Tired of washing dishes for a living in his small Texan town, Joe (Jon Voight) ups stick to New York City to make his fortune as a high-class stud. On arriving, he soon meets a sickly hustler by the name of Ratso (Dustin Hoffman) and gets a very nasty dose of reality into the bargain.
Released in 1969, John Schlesinger’s Midnight Cowboy exemplifies the transition from the free-living optimism of the 1960s into the bitter cynicism of the 1970s. Joe’s journey to the big city begins full of promise, yet his naivety makes him ill-prepared for what the city will throw at him. As a tall, handsome young man, he’s confident that he’ll be living off the wealth of lonely older women in no time.
Joe’s luck quickly runs out after he meets Ratso, a hardened street rat with an eye for fleecing wide-eyed country boys. Pretending that he’ll set Joe up with a manager, Ratso instead sends him to meet the neighbourhood religious nut job, in one of many scenes that incorporates the comic, tragic and the surreal. Nevertheless, the pair eventually strike up a co-dependent friendship, with Joe coming to stay with Ratso in his squatted bedsit.
The mean realism of Midnight Cowboy’s story is tempered by its surreal, psychological style. The promising city that encounters Joe as he steps off the greyhound bus gradually transforms into a nightmare space that prefigures the New York of Taxi Driver. It’s telling that as the film progresses, night-time scenes come to dominate those set in the day. As the city’s madness tightens its grip on Joe, the grifting Ratso becomes increasingly sympathetic, a sickly foreshadowing of Joe’s own potential fate.
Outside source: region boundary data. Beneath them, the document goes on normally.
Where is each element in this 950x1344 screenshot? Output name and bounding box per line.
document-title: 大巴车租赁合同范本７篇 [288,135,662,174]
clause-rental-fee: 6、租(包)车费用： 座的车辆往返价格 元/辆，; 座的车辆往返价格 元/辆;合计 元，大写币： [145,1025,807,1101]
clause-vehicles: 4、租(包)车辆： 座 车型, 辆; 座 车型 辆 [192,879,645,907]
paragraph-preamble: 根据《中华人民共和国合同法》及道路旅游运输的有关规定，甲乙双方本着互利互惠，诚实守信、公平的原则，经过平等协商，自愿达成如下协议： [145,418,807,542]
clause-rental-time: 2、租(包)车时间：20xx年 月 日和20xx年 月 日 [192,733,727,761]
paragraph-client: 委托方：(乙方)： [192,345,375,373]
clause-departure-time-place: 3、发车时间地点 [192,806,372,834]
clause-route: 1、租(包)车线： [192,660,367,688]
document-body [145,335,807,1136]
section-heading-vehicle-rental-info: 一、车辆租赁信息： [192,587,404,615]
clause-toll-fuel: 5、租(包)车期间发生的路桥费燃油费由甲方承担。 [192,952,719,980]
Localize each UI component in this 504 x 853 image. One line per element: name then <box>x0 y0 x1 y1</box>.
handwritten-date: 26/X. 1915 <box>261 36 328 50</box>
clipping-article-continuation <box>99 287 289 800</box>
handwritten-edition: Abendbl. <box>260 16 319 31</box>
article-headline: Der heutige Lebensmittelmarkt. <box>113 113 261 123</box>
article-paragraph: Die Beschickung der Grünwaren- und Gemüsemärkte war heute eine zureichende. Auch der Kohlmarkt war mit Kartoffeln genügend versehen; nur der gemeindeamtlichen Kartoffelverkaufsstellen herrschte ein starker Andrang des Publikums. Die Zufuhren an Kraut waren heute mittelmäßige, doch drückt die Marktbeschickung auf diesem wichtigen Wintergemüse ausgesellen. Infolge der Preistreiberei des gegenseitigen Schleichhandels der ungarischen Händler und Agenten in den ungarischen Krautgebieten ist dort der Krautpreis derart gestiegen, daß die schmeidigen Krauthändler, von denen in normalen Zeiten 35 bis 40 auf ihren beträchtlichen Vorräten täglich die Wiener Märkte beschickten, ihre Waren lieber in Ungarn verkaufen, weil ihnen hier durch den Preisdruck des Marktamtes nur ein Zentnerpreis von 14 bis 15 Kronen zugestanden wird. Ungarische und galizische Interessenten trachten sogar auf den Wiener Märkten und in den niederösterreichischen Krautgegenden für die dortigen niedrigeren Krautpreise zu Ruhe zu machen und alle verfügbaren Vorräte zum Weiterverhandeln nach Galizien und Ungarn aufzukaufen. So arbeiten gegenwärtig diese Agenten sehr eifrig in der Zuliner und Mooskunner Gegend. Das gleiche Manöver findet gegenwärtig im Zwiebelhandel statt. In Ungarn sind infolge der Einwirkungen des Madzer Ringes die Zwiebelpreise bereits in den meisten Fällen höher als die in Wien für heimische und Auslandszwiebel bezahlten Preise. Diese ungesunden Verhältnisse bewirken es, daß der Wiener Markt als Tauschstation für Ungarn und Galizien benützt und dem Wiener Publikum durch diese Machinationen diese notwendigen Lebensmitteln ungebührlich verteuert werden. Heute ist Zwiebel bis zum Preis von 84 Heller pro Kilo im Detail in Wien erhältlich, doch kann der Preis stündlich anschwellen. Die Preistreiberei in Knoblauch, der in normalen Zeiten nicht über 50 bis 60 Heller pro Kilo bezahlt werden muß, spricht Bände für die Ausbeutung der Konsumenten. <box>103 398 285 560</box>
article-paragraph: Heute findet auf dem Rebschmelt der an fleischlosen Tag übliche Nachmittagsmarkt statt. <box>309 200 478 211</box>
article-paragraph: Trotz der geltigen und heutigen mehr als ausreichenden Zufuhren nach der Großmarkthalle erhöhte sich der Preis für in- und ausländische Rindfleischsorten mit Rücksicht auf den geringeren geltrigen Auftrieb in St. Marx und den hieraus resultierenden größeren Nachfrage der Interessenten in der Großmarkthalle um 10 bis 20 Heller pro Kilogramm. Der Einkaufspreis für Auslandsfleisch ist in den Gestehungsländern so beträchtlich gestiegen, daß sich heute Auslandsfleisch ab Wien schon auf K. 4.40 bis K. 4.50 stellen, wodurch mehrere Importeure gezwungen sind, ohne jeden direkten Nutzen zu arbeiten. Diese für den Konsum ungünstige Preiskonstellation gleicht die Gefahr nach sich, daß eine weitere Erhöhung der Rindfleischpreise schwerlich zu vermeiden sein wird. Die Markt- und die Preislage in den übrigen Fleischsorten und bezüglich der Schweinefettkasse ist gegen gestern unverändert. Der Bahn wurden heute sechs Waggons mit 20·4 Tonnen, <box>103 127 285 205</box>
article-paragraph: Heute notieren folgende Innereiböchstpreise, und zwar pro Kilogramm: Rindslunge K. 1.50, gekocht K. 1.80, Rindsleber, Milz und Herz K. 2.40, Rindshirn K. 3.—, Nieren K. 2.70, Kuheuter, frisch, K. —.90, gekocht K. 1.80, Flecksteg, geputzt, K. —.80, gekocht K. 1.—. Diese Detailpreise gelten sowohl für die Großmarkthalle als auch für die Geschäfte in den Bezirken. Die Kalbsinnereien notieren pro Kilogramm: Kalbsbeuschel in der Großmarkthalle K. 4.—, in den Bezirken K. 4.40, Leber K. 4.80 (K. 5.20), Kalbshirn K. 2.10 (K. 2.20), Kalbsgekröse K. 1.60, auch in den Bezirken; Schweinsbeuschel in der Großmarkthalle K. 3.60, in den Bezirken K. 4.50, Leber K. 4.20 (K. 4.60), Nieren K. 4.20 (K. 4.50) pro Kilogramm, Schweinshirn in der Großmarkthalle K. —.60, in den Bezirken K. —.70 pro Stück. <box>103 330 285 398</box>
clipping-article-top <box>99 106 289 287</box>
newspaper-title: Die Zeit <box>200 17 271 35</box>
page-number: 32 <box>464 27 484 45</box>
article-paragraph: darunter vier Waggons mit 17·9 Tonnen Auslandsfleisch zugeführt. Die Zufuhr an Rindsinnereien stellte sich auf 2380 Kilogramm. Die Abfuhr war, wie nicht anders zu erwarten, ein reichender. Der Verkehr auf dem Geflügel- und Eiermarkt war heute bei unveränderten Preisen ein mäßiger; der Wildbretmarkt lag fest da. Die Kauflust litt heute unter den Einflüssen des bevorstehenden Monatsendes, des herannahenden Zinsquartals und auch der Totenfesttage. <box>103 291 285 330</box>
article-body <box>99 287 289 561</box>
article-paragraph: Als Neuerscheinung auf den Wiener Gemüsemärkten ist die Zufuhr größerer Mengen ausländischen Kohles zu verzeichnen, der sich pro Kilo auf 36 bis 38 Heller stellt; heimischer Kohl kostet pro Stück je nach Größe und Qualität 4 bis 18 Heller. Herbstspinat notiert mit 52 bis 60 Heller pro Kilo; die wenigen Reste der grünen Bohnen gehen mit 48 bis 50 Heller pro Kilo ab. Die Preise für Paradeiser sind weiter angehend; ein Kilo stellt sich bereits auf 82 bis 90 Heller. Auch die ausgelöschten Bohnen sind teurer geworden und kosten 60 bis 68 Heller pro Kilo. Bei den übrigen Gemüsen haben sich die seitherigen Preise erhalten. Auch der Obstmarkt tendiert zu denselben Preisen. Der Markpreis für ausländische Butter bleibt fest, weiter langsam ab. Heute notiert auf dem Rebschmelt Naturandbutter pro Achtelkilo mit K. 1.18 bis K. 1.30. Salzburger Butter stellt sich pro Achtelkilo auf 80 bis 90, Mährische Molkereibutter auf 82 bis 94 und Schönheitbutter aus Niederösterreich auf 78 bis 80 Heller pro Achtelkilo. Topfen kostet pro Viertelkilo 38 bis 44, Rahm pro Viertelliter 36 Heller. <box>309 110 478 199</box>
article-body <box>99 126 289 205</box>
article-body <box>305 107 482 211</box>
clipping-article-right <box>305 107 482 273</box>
A hip, loft-set party in the film’s final third appears to offer renewed hope for Joe, yet plunges Ratso further into madness. Hoffman’s performance is a sweaty, whining tour de force, his urchin stealing the film from under Voight’s feet. Ratso seems to embody the sickness at the heart of the city, a feverish, consumptive force that endlessly corrupts itself in order to survive. The final heartbreaking sequence suggests that Joe, at least, has escaped the madness, albeit at a terrible cost.
However, his frequent flashbacks and dream sequences tell a different story, one of a strange childhood relationship with his grandmother, and later to the brutal gang rape of his girlfriend and his wrongful imprisonment for the crime. These sequences bring into question Joe’s own perception of himself and reality. In the face of the madness that Joe carries with him before he even arrives in New York, the opening lines of Nilsson and Tipton’s iconic theme song, “Everybody’s talking at me / I don’t hear a word they’re saying / Only the echoes of my mind”, take on a darkly psychological aspect.